The family dynamic changed during his adolescent years when Williford got involved with the wrong crowd, started drinking, doing drugs and eventually dropped out of high school.

"He just kept getting further and further away from us and more argumentative, and neither I nor his mom could understand what was going on," Keith Williford said. "He became more reclusive and withdrawn and we just couldn't hug each other like we used to."

That changed after his son was charged with Taft's murder in April 2010.

"That's the tragedy of the whole thing," Keith Williford said. "It took this to get our Jason back."
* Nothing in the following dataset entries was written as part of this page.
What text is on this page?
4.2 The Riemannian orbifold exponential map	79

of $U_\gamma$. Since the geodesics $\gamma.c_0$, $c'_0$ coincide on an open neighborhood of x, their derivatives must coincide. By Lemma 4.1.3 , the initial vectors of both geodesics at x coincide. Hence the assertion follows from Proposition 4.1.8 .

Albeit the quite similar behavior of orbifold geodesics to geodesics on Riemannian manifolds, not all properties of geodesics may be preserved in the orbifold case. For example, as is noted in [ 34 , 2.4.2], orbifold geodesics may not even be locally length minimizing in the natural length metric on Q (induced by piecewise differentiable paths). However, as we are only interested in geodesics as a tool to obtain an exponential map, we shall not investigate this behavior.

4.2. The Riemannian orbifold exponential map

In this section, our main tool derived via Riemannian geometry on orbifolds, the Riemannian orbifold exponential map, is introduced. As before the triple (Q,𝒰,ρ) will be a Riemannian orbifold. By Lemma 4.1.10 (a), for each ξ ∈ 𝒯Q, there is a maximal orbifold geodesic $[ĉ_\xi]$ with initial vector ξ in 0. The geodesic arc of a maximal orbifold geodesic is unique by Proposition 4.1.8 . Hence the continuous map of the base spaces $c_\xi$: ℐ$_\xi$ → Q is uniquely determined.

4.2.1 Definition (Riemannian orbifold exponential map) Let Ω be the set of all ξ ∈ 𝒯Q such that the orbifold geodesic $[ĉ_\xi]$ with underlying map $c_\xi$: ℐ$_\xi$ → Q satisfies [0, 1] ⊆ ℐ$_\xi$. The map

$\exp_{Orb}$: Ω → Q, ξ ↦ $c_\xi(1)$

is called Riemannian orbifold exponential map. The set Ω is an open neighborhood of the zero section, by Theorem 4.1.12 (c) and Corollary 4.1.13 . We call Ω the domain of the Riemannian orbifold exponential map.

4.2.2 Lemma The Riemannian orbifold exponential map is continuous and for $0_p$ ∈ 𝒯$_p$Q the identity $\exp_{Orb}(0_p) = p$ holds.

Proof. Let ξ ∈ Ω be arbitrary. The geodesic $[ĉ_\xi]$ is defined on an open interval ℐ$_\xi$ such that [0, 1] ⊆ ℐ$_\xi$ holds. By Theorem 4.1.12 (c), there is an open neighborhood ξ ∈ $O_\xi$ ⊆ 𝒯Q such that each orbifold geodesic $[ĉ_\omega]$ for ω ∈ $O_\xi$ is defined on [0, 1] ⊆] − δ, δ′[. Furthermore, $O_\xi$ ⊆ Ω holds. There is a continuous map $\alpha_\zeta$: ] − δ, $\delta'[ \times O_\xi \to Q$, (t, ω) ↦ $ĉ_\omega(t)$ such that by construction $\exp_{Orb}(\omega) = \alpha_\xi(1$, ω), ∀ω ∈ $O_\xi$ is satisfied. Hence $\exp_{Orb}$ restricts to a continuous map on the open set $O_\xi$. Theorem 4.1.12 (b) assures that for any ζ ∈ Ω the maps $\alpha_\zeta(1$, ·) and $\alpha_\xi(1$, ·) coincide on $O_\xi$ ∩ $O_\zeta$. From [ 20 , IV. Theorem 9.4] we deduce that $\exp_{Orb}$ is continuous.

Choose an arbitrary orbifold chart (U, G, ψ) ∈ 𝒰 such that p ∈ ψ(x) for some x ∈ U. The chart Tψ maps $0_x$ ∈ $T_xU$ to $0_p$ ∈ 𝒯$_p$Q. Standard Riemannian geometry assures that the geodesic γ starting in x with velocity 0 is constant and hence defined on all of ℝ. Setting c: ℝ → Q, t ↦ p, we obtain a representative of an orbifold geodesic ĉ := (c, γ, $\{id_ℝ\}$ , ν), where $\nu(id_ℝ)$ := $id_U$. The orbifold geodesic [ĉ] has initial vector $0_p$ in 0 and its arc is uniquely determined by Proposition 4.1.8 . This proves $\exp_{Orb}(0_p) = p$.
The difference, Keith Williford said, has been like night and day.

Since he's been in jail at Central Prison in Raleigh, Jason Williford has led bible studies with inmates, his father said, and has even done artwork for a prison group called Gangstas for Christ.

The two visit every week, Keith Williford said, and they have meaningful conversations.

"I feel like I've gotten my son back," he said. "Unfortunately, I won't have him back, but I know he's remorseful (for Taft's murder)."

Despite all of his son's issues, Keith Williford said, he feels that his son can go on to lead a life as a valuable member of the prison population.

"That's the only sense that I can make out of this," he said. "As bad as this is and as tragic as this is, maybe God has a purpose for him in His bigger plan. It's not always about us individually."

Williford is the fourth person in Wake County tried on a capital murder charge since 2007, when legal challenges to how the death penalty is carried out in North Carolina effectively put executions on hold.

Only one of the previous three, however, has been sentenced to death in that time.

Taft's children have said they have no opinion on what his sentence should be.

"We just want to make sure that justice services its course," her oldest son, Thomas Taft, said after Friday's verdict.

"There's no relief, in terms of feeling the loss (for our mother) or the loss that Williford's family is feeling," he said of the guilty verdict. "It's a step in the grieving process, but it's by no means the last."